For years since the Great Recession, consumers in Oregon and throughout the country have struggled with financial difficulties that have included unemployment, bankruptcy, foreclosure and car repossession. It has long been a part of the American dream to avoid these types of challenges by getting a good education in order to obtain a high-paying job that can allow a family to purchase a nice home and live in comfort. Unfortunately, during uncertain times not even a quality education is guaranteed to protect someone from hardships.

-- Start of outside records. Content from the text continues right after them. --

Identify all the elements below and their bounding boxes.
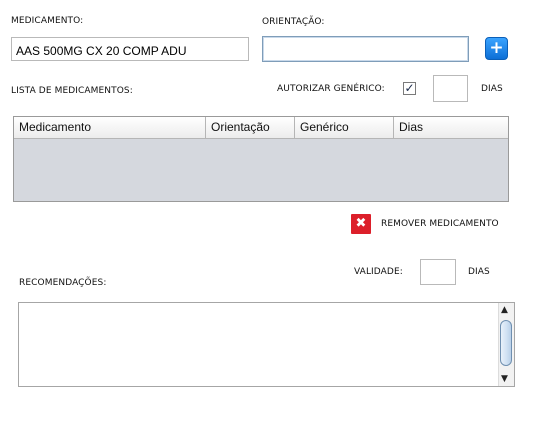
plus-icon: + xyxy=(489,38,504,58)
orientacao-label: ORIENTAÇÃO: xyxy=(262,17,325,27)
x-icon: ✖ xyxy=(355,216,367,231)
scrollbar-thumb[interactable] xyxy=(500,320,512,366)
column-header-dias[interactable]: Dias xyxy=(394,117,508,138)
column-header-generico[interactable]: Genérico xyxy=(295,117,394,138)
checkmark-icon: ✓ xyxy=(404,81,415,95)
generico-dias-input[interactable] xyxy=(433,75,468,102)
scroll-up-icon[interactable]: ▲ xyxy=(501,305,508,315)
validade-label: VALIDADE: xyxy=(354,267,403,277)
table-header: Medicamento Orientação Genérico Dias xyxy=(14,117,508,139)
add-medication-button[interactable]: + xyxy=(485,37,508,60)
recomendacoes-label: RECOMENDAÇÕES: xyxy=(19,278,107,288)
autorizar-generico-checkbox[interactable]: ✓ xyxy=(403,82,416,95)
orientacao-input[interactable] xyxy=(262,36,469,62)
vertical-scrollbar[interactable]: ▲ ▼ xyxy=(498,303,514,386)
autorizar-generico-label: AUTORIZAR GENÉRICO: xyxy=(277,84,385,94)
lista-medicamentos-label: LISTA DE MEDICAMENTOS: xyxy=(11,86,133,96)
column-header-orientacao[interactable]: Orientação xyxy=(206,117,295,138)
scroll-down-icon[interactable]: ▼ xyxy=(501,374,508,384)
medications-table[interactable]: Medicamento Orientação Genérico Dias xyxy=(13,116,509,202)
recomendacoes-textarea[interactable]: ▲ ▼ xyxy=(18,302,515,387)
generico-dias-label: DIAS xyxy=(481,84,503,94)
medicamento-input[interactable] xyxy=(11,37,249,61)
column-header-medicamento[interactable]: Medicamento xyxy=(14,117,206,138)
validade-input[interactable] xyxy=(420,259,456,285)
remover-medicamento-button[interactable]: REMOVER MEDICAMENTO xyxy=(381,219,499,229)
validade-dias-label: DIAS xyxy=(468,267,490,277)
remove-icon[interactable]: ✖ xyxy=(351,214,371,234)
medicamento-label: MEDICAMENTO: xyxy=(11,16,84,26)
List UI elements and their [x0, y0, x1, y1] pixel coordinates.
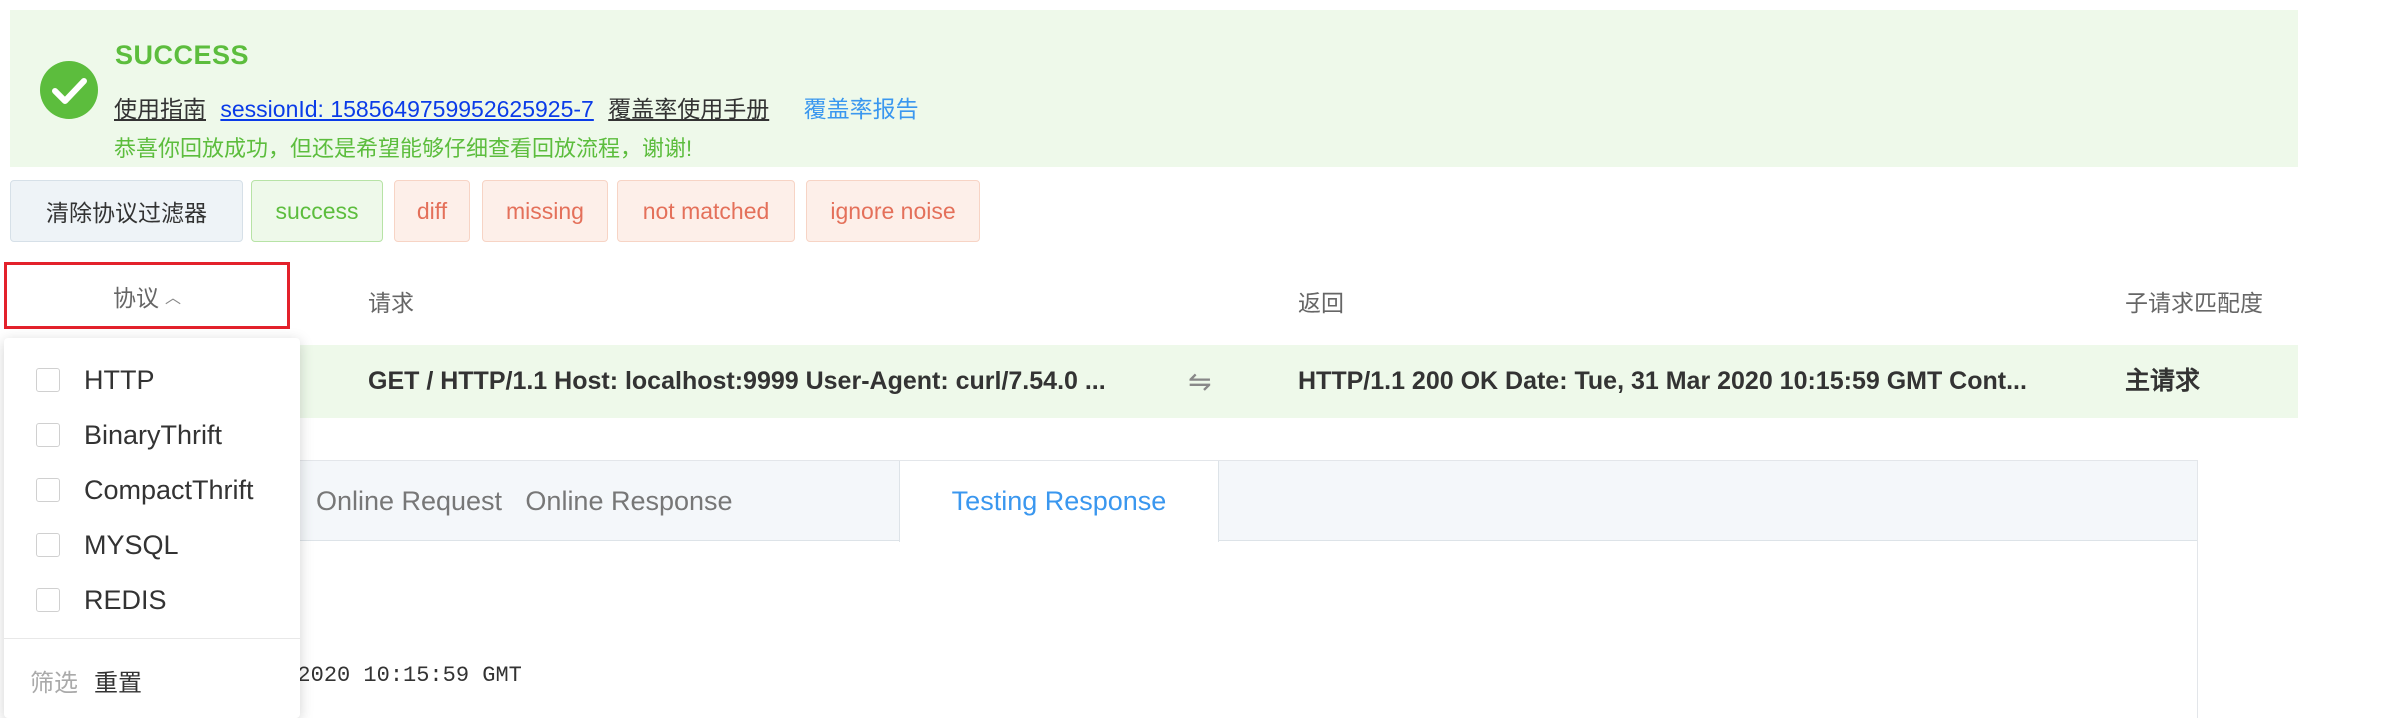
match-cell: 主请求 [2125, 367, 2201, 395]
request-column-header: 请求 [368, 290, 414, 316]
session-id-link[interactable]: sessionId: 1585649759952625925-7 [220, 96, 593, 122]
detail-tabbar: Online Request Online Response Testing R… [109, 461, 2197, 542]
checkbox[interactable] [36, 368, 60, 392]
reset-button[interactable]: 重置 [94, 663, 142, 698]
banner-links: 使用指南 sessionId: 1585649759952625925-7 覆盖… [114, 90, 927, 124]
success-banner: SUCCESS 使用指南 sessionId: 1585649759952625… [10, 10, 2298, 167]
checkbox[interactable] [36, 478, 60, 502]
coverage-report-link[interactable]: 覆盖率报告 [804, 96, 919, 122]
tab-testing-response[interactable]: Testing Response [899, 461, 1219, 542]
chevron-up-icon: ︿ [164, 289, 181, 307]
table-row[interactable]: GET / HTTP/1.1 Host: localhost:9999 User… [10, 345, 2298, 418]
tab-online-request[interactable]: Online Request [309, 461, 509, 541]
checkbox[interactable] [36, 533, 60, 557]
clear-protocol-filter-button[interactable]: 清除协议过滤器 [10, 180, 243, 242]
protocol-option-redis[interactable]: REDIS [36, 580, 167, 620]
protocol-column-header[interactable]: 协议 ︿ [4, 262, 290, 329]
ignore-noise-filter-button[interactable]: ignore noise [806, 180, 980, 242]
option-label: CompactThrift [84, 474, 254, 505]
checkbox[interactable] [36, 423, 60, 447]
protocol-option-compactthrift[interactable]: CompactThrift [36, 470, 254, 510]
diff-filter-button[interactable]: diff [394, 180, 470, 242]
guide-link[interactable]: 使用指南 [114, 96, 206, 122]
coverage-manual-link[interactable]: 覆盖率使用手册 [608, 96, 769, 122]
success-filter-button[interactable]: success [251, 180, 383, 242]
option-label: MYSQL [84, 529, 179, 560]
filter-button[interactable]: 筛选 [30, 663, 78, 698]
request-cell: GET / HTTP/1.1 Host: localhost:9999 User… [368, 367, 1106, 395]
dropdown-divider [4, 638, 300, 639]
banner-message: 恭喜你回放成功，但还是希望能够仔细查看回放流程，谢谢! [114, 136, 693, 161]
banner-title: SUCCESS [115, 40, 250, 70]
protocol-option-binarythrift[interactable]: BinaryThrift [36, 415, 222, 455]
protocol-option-mysql[interactable]: MYSQL [36, 525, 179, 565]
option-label: HTTP [84, 364, 155, 395]
checkbox[interactable] [36, 588, 60, 612]
missing-filter-button[interactable]: missing [482, 180, 608, 242]
swap-icon[interactable]: ⇋ [1188, 345, 1211, 418]
option-label: BinaryThrift [84, 419, 223, 450]
option-label: REDIS [84, 584, 167, 615]
check-circle-icon [40, 61, 98, 119]
protocol-option-http[interactable]: HTTP [36, 360, 155, 400]
protocol-filter-dropdown: HTTP BinaryThrift CompactThrift MYSQL RE… [4, 338, 300, 718]
match-column-header: 子请求匹配度 [2125, 290, 2263, 316]
response-column-header: 返回 [1298, 290, 1344, 316]
protocol-header-label: 协议 [112, 284, 159, 311]
response-cell: HTTP/1.1 200 OK Date: Tue, 31 Mar 2020 1… [1298, 367, 2027, 395]
tab-online-response[interactable]: Online Response [509, 461, 749, 541]
not-matched-filter-button[interactable]: not matched [617, 180, 795, 242]
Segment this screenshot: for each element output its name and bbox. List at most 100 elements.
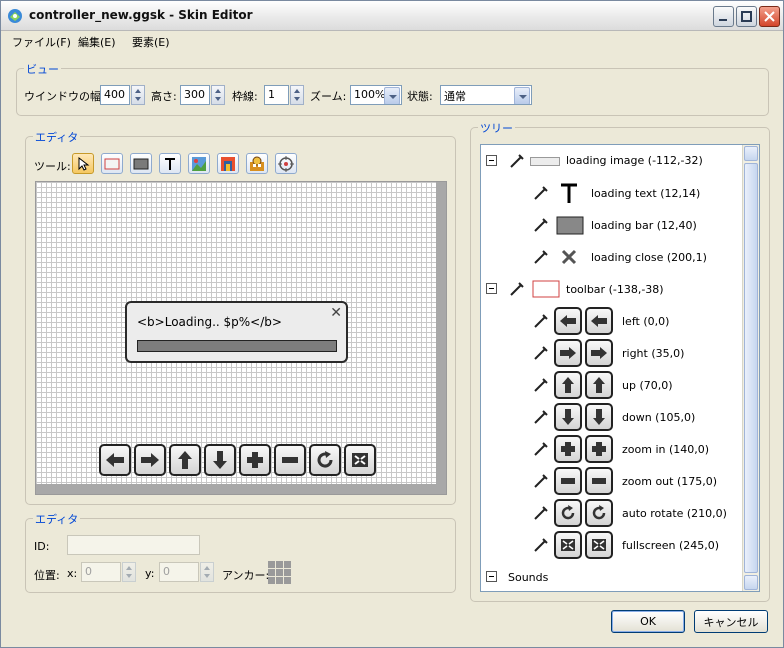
pencil-icon[interactable] [533, 217, 549, 233]
rotate-icon [317, 451, 333, 468]
close-button[interactable] [759, 6, 780, 27]
canvas-right-button[interactable] [134, 444, 166, 476]
tree-item-left[interactable]: left (0,0) [481, 305, 743, 337]
canvas-up-button[interactable] [169, 444, 201, 476]
y-input[interactable]: 0 [159, 562, 199, 582]
minimize-button[interactable] [713, 6, 734, 27]
collapse-icon[interactable] [486, 155, 497, 166]
pencil-icon[interactable] [533, 377, 549, 393]
pencil-icon[interactable] [533, 505, 549, 521]
canvas-fullscreen-button[interactable] [344, 444, 376, 476]
pencil-icon[interactable] [533, 249, 549, 265]
id-input[interactable] [67, 535, 200, 555]
loading-image-element[interactable]: <b>Loading.. $p%</b> ✕ [125, 301, 348, 363]
target-tool-button[interactable] [275, 153, 297, 174]
image-thumbnail-icon [530, 157, 560, 166]
cancel-button[interactable]: キャンセル [694, 610, 768, 633]
tree-item-zoom-out[interactable]: zoom out (175,0) [481, 465, 743, 497]
tree-item-label: zoom in (140,0) [622, 443, 710, 456]
pencil-icon[interactable] [533, 473, 549, 489]
tree-item-up[interactable]: up (70,0) [481, 369, 743, 401]
view-group-label: ビュー [24, 61, 61, 77]
pencil-icon[interactable] [533, 345, 549, 361]
pencil-icon[interactable] [509, 153, 525, 169]
ok-button[interactable]: OK [611, 610, 685, 633]
canvas-down-button[interactable] [204, 444, 236, 476]
window-width-input[interactable]: 400 [100, 85, 130, 105]
border-input[interactable]: 1 [264, 85, 289, 105]
height-spinner[interactable] [211, 85, 225, 105]
button-tool-button[interactable] [217, 153, 239, 174]
chevron-down-icon[interactable] [384, 87, 400, 104]
text-tool-button[interactable] [159, 153, 181, 174]
filled-rectangle-tool-button[interactable] [130, 153, 152, 174]
canvas-auto-rotate-button[interactable] [309, 444, 341, 476]
select-tool-button[interactable] [72, 153, 94, 174]
canvas-right-margin [436, 182, 446, 494]
tree-item-right[interactable]: right (35,0) [481, 337, 743, 369]
collapse-icon[interactable] [486, 571, 497, 582]
loading-bar-element[interactable] [137, 340, 337, 352]
x-spinner[interactable] [122, 562, 136, 582]
menu-edit[interactable]: 編集(E) [78, 34, 116, 50]
tree-item-sounds[interactable]: Sounds [481, 561, 743, 591]
anchor-grid-icon[interactable] [268, 561, 292, 585]
pencil-icon[interactable] [533, 313, 549, 329]
state-label: 状態: [407, 90, 433, 103]
tree-group-label: ツリー [478, 120, 515, 136]
tree-item-label: toolbar (-138,-38) [566, 283, 664, 296]
pencil-icon[interactable] [533, 441, 549, 457]
chevron-down-icon[interactable] [514, 87, 530, 104]
scroll-down-button[interactable] [744, 575, 758, 590]
close-icon [561, 249, 577, 265]
collapse-icon[interactable] [486, 283, 497, 294]
menu-element[interactable]: 要素(E) [132, 34, 170, 50]
minus-icon [282, 457, 298, 463]
rectangle-tool-button[interactable] [101, 153, 123, 174]
canvas-left-button[interactable] [99, 444, 131, 476]
tree-item-loading-text[interactable]: loading text (12,14) [481, 177, 743, 209]
canvas-zoom-in-button[interactable] [239, 444, 271, 476]
scroll-thumb[interactable] [744, 163, 758, 573]
border-spinner[interactable] [290, 85, 304, 105]
menu-file[interactable]: ファイル(F) [12, 34, 71, 50]
window-width-spinner[interactable] [131, 85, 145, 105]
tree-item-loading-image[interactable]: loading image (-112,-32) [481, 145, 743, 177]
editor-canvas[interactable]: <b>Loading.. $p%</b> ✕ [35, 181, 447, 495]
cloner-tool-button[interactable] [246, 153, 268, 174]
close-icon [764, 11, 775, 22]
tree-item-loading-close[interactable]: loading close (200,1) [481, 241, 743, 273]
close-icon[interactable]: ✕ [330, 305, 342, 321]
pencil-icon[interactable] [533, 537, 549, 553]
image-icon [192, 156, 206, 171]
title-bar[interactable]: controller_new.ggsk - Skin Editor [1, 1, 783, 31]
tree-item-auto-rotate[interactable]: auto rotate (210,0) [481, 497, 743, 529]
pencil-icon[interactable] [533, 185, 549, 201]
state-select[interactable]: 通常 [440, 85, 532, 105]
arrow-down-icon [554, 403, 582, 431]
image-tool-button[interactable] [188, 153, 210, 174]
arrow-right-icon [554, 339, 582, 367]
x-input[interactable]: 0 [81, 562, 121, 582]
fullscreen-icon [585, 531, 613, 559]
tree-scrollbar[interactable] [742, 145, 759, 591]
zoom-select[interactable]: 100% [350, 85, 402, 105]
plus-icon [554, 435, 582, 463]
canvas-zoom-out-button[interactable] [274, 444, 306, 476]
scroll-up-button[interactable] [744, 146, 758, 161]
tree-item-label: loading close (200,1) [591, 251, 707, 264]
height-input[interactable]: 300 [180, 85, 210, 105]
y-spinner[interactable] [200, 562, 214, 582]
minus-icon [554, 467, 582, 495]
loading-text-element[interactable]: <b>Loading.. $p%</b> [137, 315, 282, 329]
pencil-icon[interactable] [533, 409, 549, 425]
state-value: 通常 [444, 90, 466, 103]
tree-item-toolbar[interactable]: toolbar (-138,-38) [481, 273, 743, 305]
tree-item-fullscreen[interactable]: fullscreen (245,0) [481, 529, 743, 561]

In fact, in some cases getting a college education can cause even more harm. It’s certainly not harmful to improve one’s knowledge and skills, but overwhelming debt can disrupt the most carefully-laid financial plans. Student loan debt is rapidly becoming one of the most crippling and long-lasting types of debt for the American consumer. Credit reporting agency TransUnion reported that student loans for U.S. consumers have nearly tripled this year from what they were in 2005: going up to 36.8 percent from 12.9 percent of consumers’ total outstanding loan balance.
In comparison, mortgage rates dropped from 63.2 percent to 42.9 percent, while credit card debt also decreased. Student loans can be difficult for college graduates to repay, especially just after leaving school and entering the workforce. Many find that in these uncertain times, a position in their chosen field is unavailable and they are unable to find work that will help them to repay debts and sustain a decent living. Some types of debt relief options, including personal bankruptcy and credit counseling, can help those suffering from unforeseen financial difficulties to get back on their feet.